Looking for examples of hashing, key derivation, Fortuna, and raw primitives? See examples.
Demos
web [ demo · source · readme ]
A self-contained browser encryption tool in a single HTML file. Encrypt text or files with Serpent-256-CBC and scrypt key derivation, then share the armored output. No server, no install, no network connection after initial load. The code is written to be read. The Encrypt-then-MAC construction, HMAC input, and scrypt parameters are all intentional examples worth studying.
tamper [ demo · source · readme ]
A crypto attack-resilience demo. It runs a real two-party encrypted channel, then lets you attack it: forge a replay and the sequence check rejects it, tamper with a frame and the Poly1305 tag fails. Key exchange uses X25519 with HKDF-SHA256, message encryption uses XChaCha20-Poly1305, and the relay server is a dumb WebSocket pipe that never sees plaintext. The demo deconstructs the protocol step by step with visual feedback for injection and replay attacks. For a real, production-ready secure messenger built on the same library, see COVCOM.
cli [ npm · source · readme ]
Command-line file encryption tool supporting Serpent-256-CBC+HMAC-SHA256, XChaCha20-Poly1305, and AES-256-GCM-SIV via --cipher. A single keyfile works with all three ciphers. The header byte determines decryption automatically. Chunks distribute across a worker pool sized to hardwareConcurrency. Each worker owns an isolated WASM instance with no shared memory. The tool can export its own interactive completions for a variety of shells.
bun add -g lvthn
lvthn keygen --armor -o my.key
cat secret.txt | lvthn encrypt -k my.key --armor > secret.enc
kyber [ demo · source · readme ]
Post-quantum cryptography demo simulating a complete ML-KEM key encapsulation ceremony between two browser-side clients. A live wire at the top of the page logs every value that crosses the channel; importantly, the shared secret never appears in the wire. After the ceremony completes, both sides independently derive a symmetric key using HKDF-SHA256 and exchange messages encrypted with XChaCha20-Poly1305. Each wire frame is expandable, revealing the raw nonce, ciphertext, Poly1305 tag, and AAD.
jwt [ demo · source · readme ]
Classical and post-quantum JSON Web Token signing demo in a single self-contained HTML file.
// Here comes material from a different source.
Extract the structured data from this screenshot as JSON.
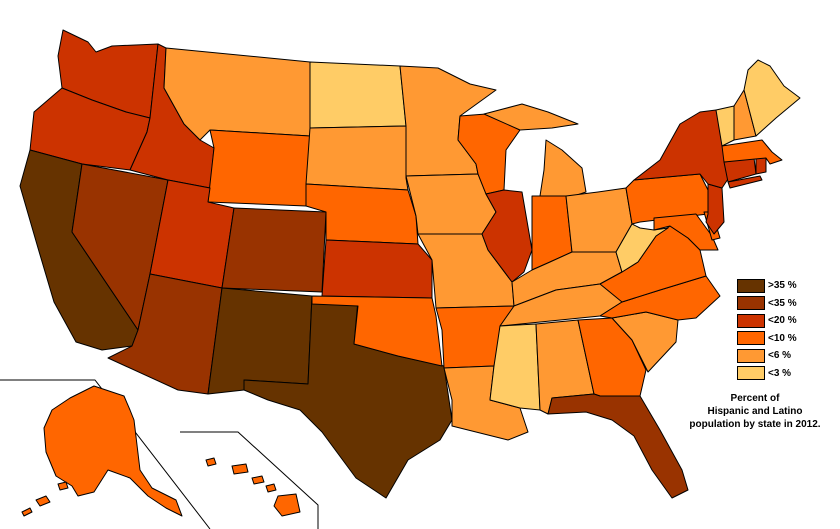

It signs the same claims across eleven algorithms: EdDSA and ES256, the post-quantum ML-DSA and SLH-DSA families, and the leviathan hybrid composites. Every algorithm runs through one uniform path on the Sign suite API, with no per-algorithm branching. The token renders with its three segments color-coded and a live byte readout, so the cost of quantum resistance is visible: the same token grows from about 220 bytes under Ed25519 to past 66 kilobytes under SLH-DSA-SHAKE-256f. Tamper with the payload and verification rejects it, because the signature covers the original bytes.
COVCOM [ demo · source · wiki ]
Covert communications app suite for private group conversations. Invite, talk, close the client, and the chat vanishes. Every message is encrypted with XChaCha20 and signed with Ed25519. A BLAKE3 fingerprint on each key allows peers to verify one another. SPQR's manual and epoch ratchets add forward secrecy, while post-quantum ML-KEM-768 encapsulation keeps recorded communications unreadable and secure against future cryptanalysis.